SCROLL TO CONTINUE WITH CONTENT
"Sehingga total penggelembungan atau mark up untuk 6 unit mencapi US$ 168 juta. Kalau dihitung di rupiah US$ 1 adalah Rp 9.500 maka totalnya menjada Rp 1.596 triliun," papar Adnan.
Adnan menambahkan pembelian Sukhoi ini menggunakan kredit ekspor (KE), maka tidak dapat dihindarkan adanya keterlibatan agen. Perihal keterlibatan agen ini bisa diketahui dari adanya lelang TNI AU yang menyebutkan dengan jelas "Kepada penyedia barang atau jasa yang diageni oleh PT Trimarga Rekatama agar segera mendaftarkan dan memngambil dokumen prakualifikasi".
"Inilah yang perlu dicatat.
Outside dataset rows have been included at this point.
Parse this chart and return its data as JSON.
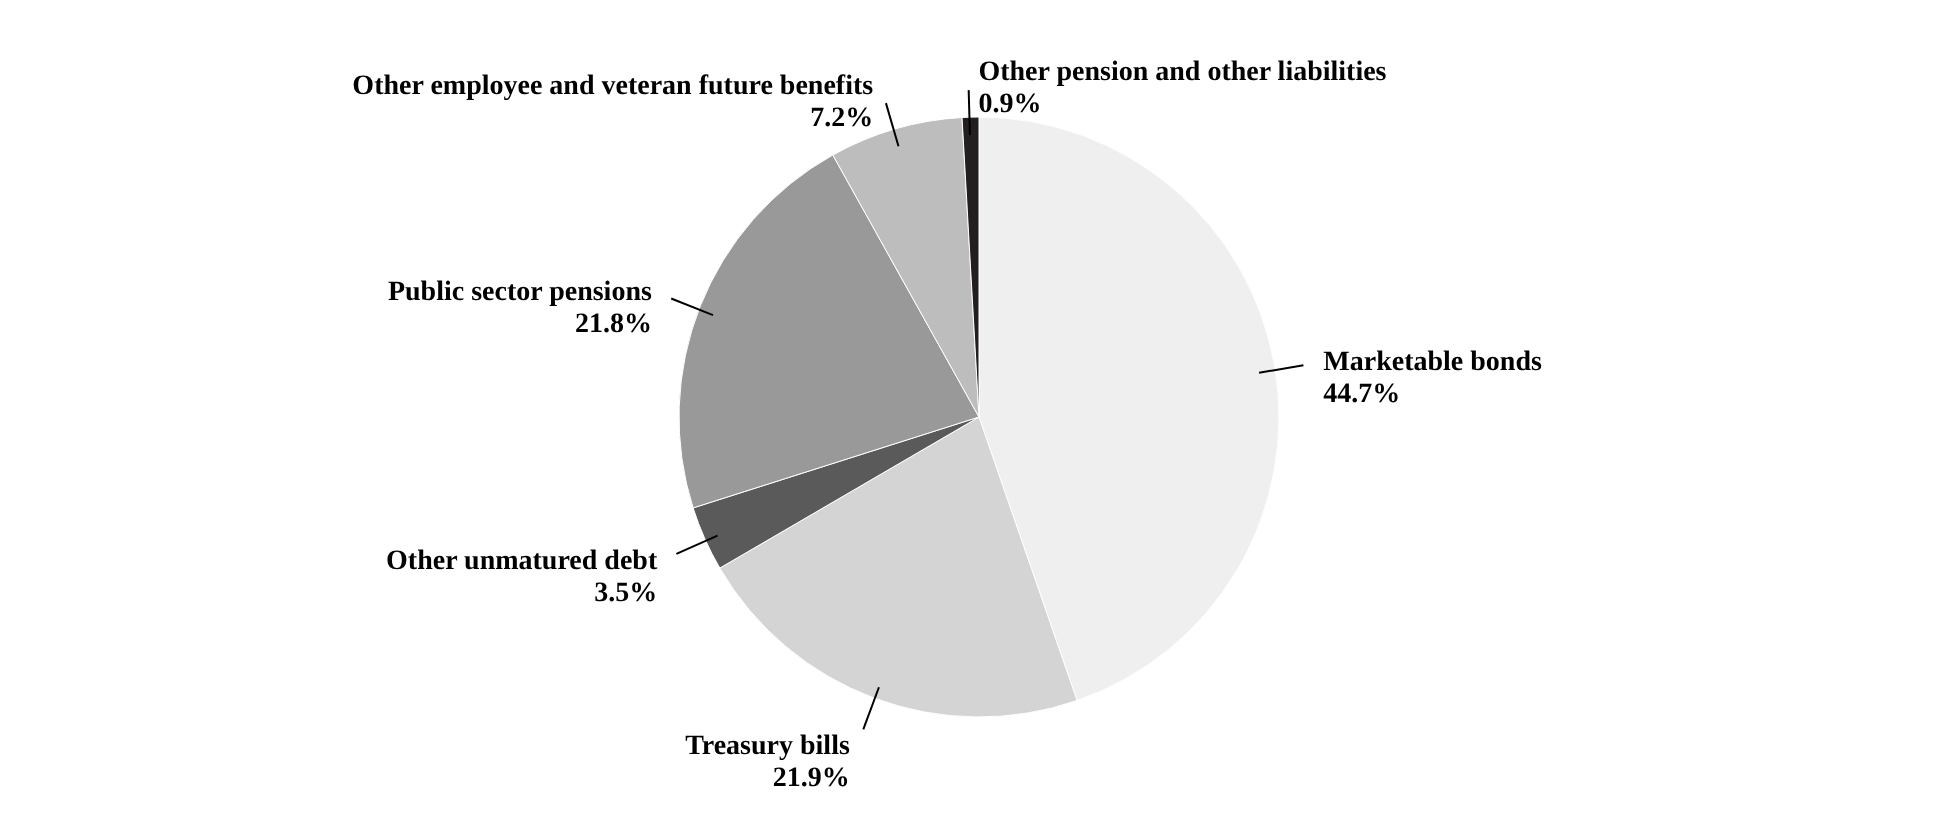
{
  "chart_data": {
    "type": "pie",
    "categories": [
      "Marketable bonds",
      "Treasury bills",
      "Other unmatured debt",
      "Public sector pensions",
      "Other employee and veteran future benefits",
      "Other pension and other liabilities"
    ],
    "values": [
      44.7,
      21.9,
      3.5,
      21.8,
      7.2,
      0.9
    ],
    "colors": [
      "#efefef",
      "#d4d4d4",
      "#5a5a5a",
      "#999999",
      "#bdbdbd",
      "#231f20"
    ],
    "value_labels": [
      "44.7%",
      "21.9%",
      "3.5%",
      "21.8%",
      "7.2%",
      "0.9%"
    ],
    "legend": false
  }
}
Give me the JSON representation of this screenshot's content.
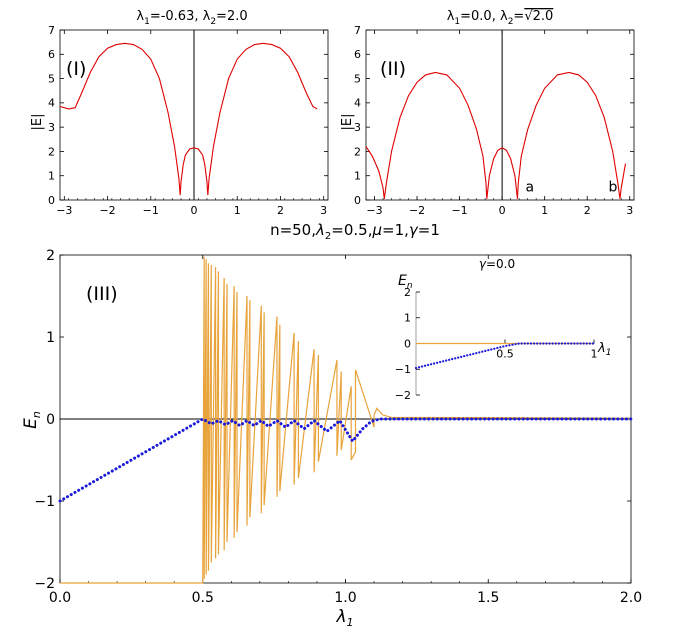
{
  "chart_data": [
    {
      "id": "I",
      "type": "line",
      "panel_label": "(I)",
      "title_parts": [
        "λ",
        "1",
        "=-0.63, ",
        "λ",
        "2",
        "=2.0"
      ],
      "ylabel": "|E|",
      "xlim": [
        -3.1,
        3.1
      ],
      "ylim": [
        0,
        7
      ],
      "x_ticks": [
        -3,
        -2,
        -1,
        0,
        1,
        2,
        3
      ],
      "x_tick_labels": [
        "−3",
        "−2",
        "−1",
        "0",
        "1",
        "2",
        "3"
      ],
      "y_ticks": [
        0,
        1,
        2,
        3,
        4,
        5,
        6,
        7
      ],
      "y_tick_labels": [
        "0",
        "1",
        "2",
        "3",
        "4",
        "5",
        "6",
        "7"
      ],
      "series": [
        {
          "name": "|E|",
          "color": "#e00000",
          "x": [
            -3.1,
            -2.9,
            -2.75,
            -2.6,
            -2.4,
            -2.2,
            -2.0,
            -1.8,
            -1.6,
            -1.4,
            -1.2,
            -1.0,
            -0.8,
            -0.6,
            -0.45,
            -0.35,
            -0.32,
            -0.3,
            -0.25,
            -0.2,
            -0.1,
            0.0,
            0.1,
            0.2,
            0.25,
            0.3,
            0.32,
            0.35,
            0.45,
            0.6,
            0.8,
            1.0,
            1.2,
            1.4,
            1.6,
            1.8,
            2.0,
            2.2,
            2.4,
            2.6,
            2.75,
            2.85
          ],
          "y": [
            3.85,
            3.75,
            3.8,
            4.4,
            5.25,
            5.9,
            6.25,
            6.4,
            6.45,
            6.4,
            6.2,
            5.8,
            5.0,
            3.6,
            2.2,
            0.9,
            0.2,
            0.75,
            1.45,
            1.85,
            2.1,
            2.15,
            2.1,
            1.85,
            1.45,
            0.75,
            0.2,
            0.9,
            2.2,
            3.6,
            5.0,
            5.8,
            6.2,
            6.4,
            6.45,
            6.4,
            6.25,
            5.9,
            5.25,
            4.4,
            3.85,
            3.75
          ]
        }
      ]
    },
    {
      "id": "II",
      "type": "line",
      "panel_label": "(II)",
      "title_parts": [
        "λ",
        "1",
        "=0.0, ",
        "λ",
        "2",
        "=",
        "√2.0"
      ],
      "ylabel": "|E|",
      "xlim": [
        -3.2,
        3.1
      ],
      "ylim": [
        0,
        7
      ],
      "x_ticks": [
        -3,
        -2,
        -1,
        0,
        1,
        2,
        3
      ],
      "x_tick_labels": [
        "−3",
        "−2",
        "−1",
        "0",
        "1",
        "2",
        "3"
      ],
      "y_ticks": [
        0,
        1,
        2,
        3,
        4,
        5,
        6,
        7
      ],
      "y_tick_labels": [
        "0",
        "1",
        "2",
        "3",
        "4",
        "5",
        "6",
        "7"
      ],
      "annotations": [
        {
          "text": "a",
          "x": 0.55,
          "y": 0.35
        },
        {
          "text": "b",
          "x": 2.5,
          "y": 0.35
        }
      ],
      "series": [
        {
          "name": "|E|",
          "color": "#e00000",
          "x": [
            -3.2,
            -3.05,
            -2.9,
            -2.8,
            -2.77,
            -2.72,
            -2.6,
            -2.4,
            -2.2,
            -2.0,
            -1.8,
            -1.57,
            -1.3,
            -1.0,
            -0.8,
            -0.6,
            -0.45,
            -0.38,
            -0.36,
            -0.3,
            -0.2,
            -0.1,
            0.0,
            0.1,
            0.2,
            0.3,
            0.36,
            0.38,
            0.45,
            0.6,
            0.8,
            1.0,
            1.3,
            1.57,
            1.8,
            2.0,
            2.2,
            2.4,
            2.6,
            2.72,
            2.77,
            2.8,
            2.9
          ],
          "y": [
            2.2,
            1.8,
            1.2,
            0.5,
            0.05,
            0.7,
            2.0,
            3.4,
            4.3,
            4.85,
            5.15,
            5.25,
            5.15,
            4.6,
            3.9,
            2.9,
            1.8,
            0.7,
            0.05,
            1.0,
            1.7,
            2.05,
            2.15,
            2.05,
            1.7,
            1.0,
            0.05,
            0.7,
            1.8,
            2.9,
            3.9,
            4.6,
            5.15,
            5.25,
            5.15,
            4.85,
            4.3,
            3.4,
            2.0,
            0.7,
            0.05,
            0.5,
            1.5
          ]
        }
      ]
    },
    {
      "id": "III",
      "type": "line",
      "panel_label": "(III)",
      "title_parts": [
        "n=50,",
        "λ",
        "2",
        "=0.5,",
        "μ",
        "=1,",
        "γ",
        "=1"
      ],
      "xlabel_parts": [
        "λ",
        "1"
      ],
      "ylabel_parts": [
        "E",
        "n"
      ],
      "xlim": [
        0,
        2
      ],
      "ylim": [
        -2,
        2
      ],
      "x_ticks": [
        0,
        0.5,
        1,
        1.5,
        2
      ],
      "x_tick_labels": [
        "0.0",
        "0.5",
        "1.0",
        "1.5",
        "2.0"
      ],
      "y_ticks": [
        -2,
        -1,
        0,
        1,
        2
      ],
      "y_tick_labels": [
        "−2",
        "−1",
        "0",
        "1",
        "2"
      ],
      "series": [
        {
          "name": "blue mode",
          "color": "#1a1adb",
          "style": "dotted",
          "x": [
            0.0,
            0.5,
            0.53,
            0.555,
            0.58,
            0.605,
            0.63,
            0.655,
            0.68,
            0.705,
            0.73,
            0.76,
            0.79,
            0.82,
            0.855,
            0.89,
            0.935,
            0.98,
            1.025,
            1.06,
            1.09,
            1.12,
            2.0
          ],
          "y": [
            -1.0,
            0.0,
            -0.06,
            -0.02,
            -0.07,
            -0.02,
            -0.08,
            -0.02,
            -0.08,
            -0.02,
            -0.09,
            -0.02,
            -0.1,
            -0.02,
            -0.12,
            -0.02,
            -0.15,
            -0.02,
            -0.27,
            -0.12,
            -0.03,
            0.0,
            0.0
          ]
        },
        {
          "name": "orange modes",
          "color": "#e8a33a",
          "style": "solid",
          "x": [
            0.0,
            0.495,
            0.5,
            0.505,
            0.505,
            0.512,
            0.512,
            0.52,
            0.52,
            0.53,
            0.53,
            0.545,
            0.545,
            0.555,
            0.555,
            0.575,
            0.575,
            0.585,
            0.585,
            0.61,
            0.61,
            0.62,
            0.62,
            0.655,
            0.655,
            0.665,
            0.665,
            0.705,
            0.705,
            0.715,
            0.715,
            0.76,
            0.76,
            0.77,
            0.77,
            0.82,
            0.82,
            0.835,
            0.835,
            0.89,
            0.89,
            0.905,
            0.905,
            0.97,
            0.97,
            0.985,
            0.985,
            1.02,
            1.02,
            1.035,
            1.035,
            1.1,
            1.1,
            1.11,
            1.13,
            1.16,
            2.0
          ],
          "y": [
            -2.0,
            -2.0,
            -2.0,
            1.98,
            -1.95,
            1.95,
            -1.9,
            1.9,
            -1.85,
            1.88,
            -1.75,
            1.85,
            -1.7,
            1.8,
            -1.65,
            1.72,
            -1.6,
            1.65,
            -1.5,
            1.62,
            -1.45,
            1.55,
            -1.38,
            1.5,
            -1.3,
            1.45,
            -1.2,
            1.38,
            -1.15,
            1.3,
            -1.05,
            1.25,
            -0.95,
            1.15,
            -0.88,
            1.05,
            -0.8,
            0.95,
            -0.72,
            0.85,
            -0.65,
            0.78,
            -0.52,
            0.72,
            -0.45,
            0.58,
            -0.38,
            0.4,
            -0.5,
            -0.4,
            0.6,
            -0.1,
            0.05,
            0.13,
            0.05,
            0.02,
            0.01
          ]
        }
      ],
      "inset": {
        "title_parts": [
          "γ",
          "=0.0"
        ],
        "xlabel_parts": [
          "λ",
          "1"
        ],
        "ylabel_parts": [
          "E",
          "n"
        ],
        "xlim": [
          0,
          1
        ],
        "ylim": [
          -2,
          2
        ],
        "x_ticks": [
          0.5,
          1
        ],
        "x_tick_labels": [
          "0.5",
          "1"
        ],
        "y_ticks": [
          -2,
          -1,
          0,
          1,
          2
        ],
        "y_tick_labels": [
          "−2",
          "−1",
          "0",
          "1",
          "2"
        ],
        "series": [
          {
            "name": "blue",
            "color": "#1a1adb",
            "style": "dotted",
            "x": [
              0.0,
              0.5,
              0.58,
              1.0
            ],
            "y": [
              -0.95,
              -0.1,
              0.0,
              0.0
            ]
          },
          {
            "name": "orange",
            "color": "#e8a33a",
            "style": "solid",
            "x": [
              0.0,
              1.0
            ],
            "y": [
              0.0,
              0.0
            ]
          }
        ]
      }
    }
  ]
}
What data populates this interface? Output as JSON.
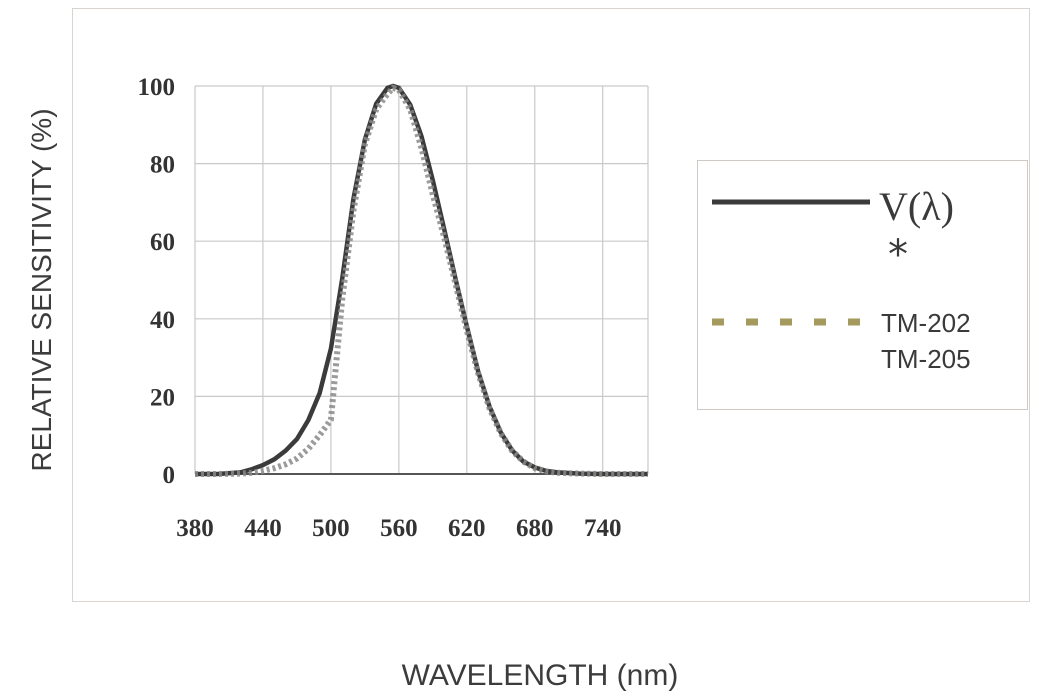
{
  "chart_data": {
    "type": "line",
    "xlabel": "WAVELENGTH (nm)",
    "ylabel": "RELATIVE SENSITIVITY (%)",
    "xlim": [
      380,
      780
    ],
    "ylim": [
      0,
      100
    ],
    "x_ticks": [
      "380",
      "440",
      "500",
      "560",
      "620",
      "680",
      "740"
    ],
    "y_ticks": [
      "0",
      "20",
      "40",
      "60",
      "80",
      "100"
    ],
    "grid": true,
    "legend_position": "right",
    "legend": {
      "v_label": "V(λ)",
      "asterisk": "*",
      "tm_label_1": "TM-202",
      "tm_label_2": "TM-205"
    },
    "series": [
      {
        "name": "V(λ)",
        "style": "solid",
        "x": [
          380,
          400,
          420,
          430,
          440,
          450,
          460,
          470,
          480,
          490,
          500,
          510,
          520,
          530,
          540,
          550,
          555,
          560,
          570,
          580,
          590,
          600,
          610,
          620,
          630,
          640,
          650,
          660,
          670,
          680,
          690,
          700,
          720,
          740,
          780
        ],
        "y": [
          0,
          0,
          0.4,
          1.2,
          2.3,
          3.8,
          6,
          9,
          13.9,
          20.8,
          32.3,
          50.3,
          71,
          86.2,
          95.4,
          99.5,
          100,
          99.5,
          95.2,
          87,
          75.7,
          63.1,
          50.3,
          38.1,
          26.5,
          17.5,
          10.7,
          6.1,
          3.2,
          1.7,
          0.8,
          0.4,
          0.1,
          0,
          0
        ]
      },
      {
        "name": "TM-202",
        "style": "dashed",
        "x": [
          380,
          400,
          420,
          430,
          440,
          450,
          460,
          470,
          480,
          490,
          500,
          510,
          520,
          530,
          540,
          550,
          555,
          560,
          570,
          580,
          590,
          600,
          610,
          620,
          630,
          640,
          650,
          660,
          670,
          680,
          690,
          700,
          720,
          740,
          780
        ],
        "y": [
          0,
          0,
          0.1,
          0.3,
          0.8,
          1.5,
          2.5,
          4,
          6.5,
          10,
          14,
          45,
          68,
          85,
          94,
          98,
          99.5,
          99,
          94,
          84,
          72,
          61,
          49,
          37,
          26,
          17,
          10.5,
          6,
          3.2,
          1.5,
          0.7,
          0.3,
          0.1,
          0,
          0
        ]
      }
    ],
    "colors": {
      "vlambda": "#3b3b3b",
      "tm": "#8a8a88",
      "tm_dash": "#a49a5e",
      "grid": "#c9c9c9",
      "axis": "#555555"
    }
  }
}
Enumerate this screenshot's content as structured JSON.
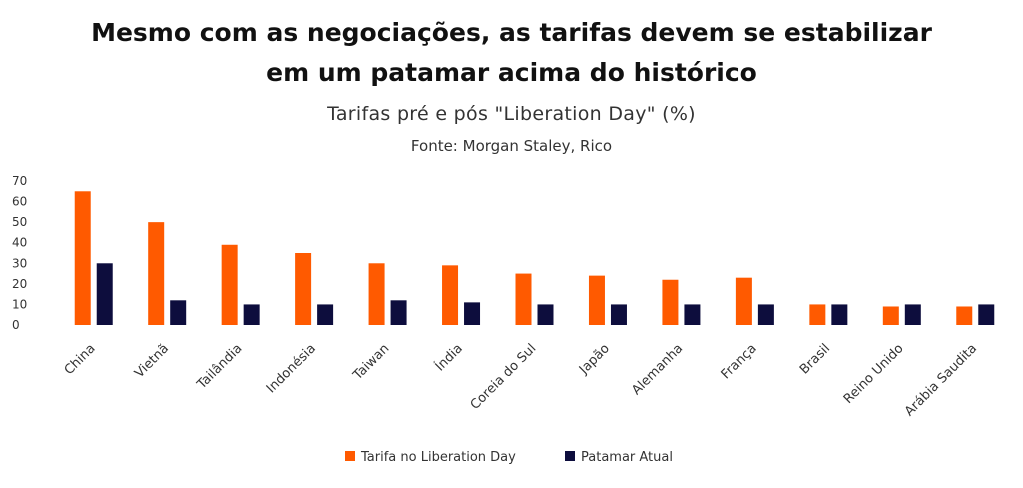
{
  "chart_data": {
    "type": "bar",
    "title_line1": "Mesmo com as negociações, as tarifas devem se estabilizar",
    "title_line2": "em um patamar acima do histórico",
    "subtitle": "Tarifas pré e pós \"Liberation Day\" (%)",
    "source": "Fonte: Morgan Staley, Rico",
    "categories": [
      "China",
      "Vietnã",
      "Tailândia",
      "Indonésia",
      "Taiwan",
      "Índia",
      "Coreia do Sul",
      "Japão",
      "Alemanha",
      "França",
      "Brasil",
      "Reino Unido",
      "Arábia Saudita"
    ],
    "series": [
      {
        "name": "Tarifa no Liberation Day",
        "color": "#ff5a00",
        "values": [
          65,
          50,
          39,
          35,
          30,
          29,
          25,
          24,
          22,
          23,
          10,
          9,
          9
        ]
      },
      {
        "name": "Patamar Atual",
        "color": "#0d0d3d",
        "values": [
          30,
          12,
          10,
          10,
          12,
          11,
          10,
          10,
          10,
          10,
          10,
          10,
          10
        ]
      }
    ],
    "ylim": [
      0,
      70
    ],
    "yticks": [
      0,
      10,
      20,
      30,
      40,
      50,
      60,
      70
    ],
    "grid": false,
    "legend_position": "bottom"
  }
}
Dengan adanya keterlibatan pihak ketiga ini maka potensi merugikan negara dan juga melanggar mekanisme pengadaan barang dan jasa," lanjut Adnan.
Wakil Ketua Komisi I DPR Mayjen Purn TB Hasanuddin pada pekan lalu mengatakan kemungkinan ada mark up pada pengadaan pesawat tempur Sukhoi. Dari penjelasan yang dirilis oleh Rosoboron (perwakilan pemerintah Rusia di Jakarta), lanjut Hasanuddin, harga Sukhoi SU 30MK2 per Juli 2011 sekitar US$ 60 - 70 juta/unit (harga Sukhoi yang dibeli sebelumnya hanya US$ 55 juta/unit) atau maksimal hanya US$ 420 juta untuk 6 unit.
Sementara itu Panglima TNI Laksamana TNI Agus Suhartono menyatakan sinyalemen mark up belum tentu benar. Menurut dia, perlu dicek proses tender pembelian 6 Sukhoi. "Kita cek prosesnya apakah prosesnya sudah dilakukan dengan benar. Yang namanya tender kan dari sekian banyak orang yang melakukan penawaran dipilih yang paling memungkinkan, yang paling baik," kata Agus pada Sabtu (3/3) lalu.
Agus menjelaskan pembelian 6 Sukhoi dilakukan melalui proses tender. Kecuali yang sudah pernah dilakukan pengadaan, maka bisa saja dlakukan pembelian ulang.Β
"Pembelian ulang itu kan referensinya lama yaitu sudah pasti tender ulang dan itu kewenangannya di AU melakukan tender ulang kemudian diajukan ke Mabes TNI, setelah itu dilaporkan ke Menteri Pertahanan," papar Agus.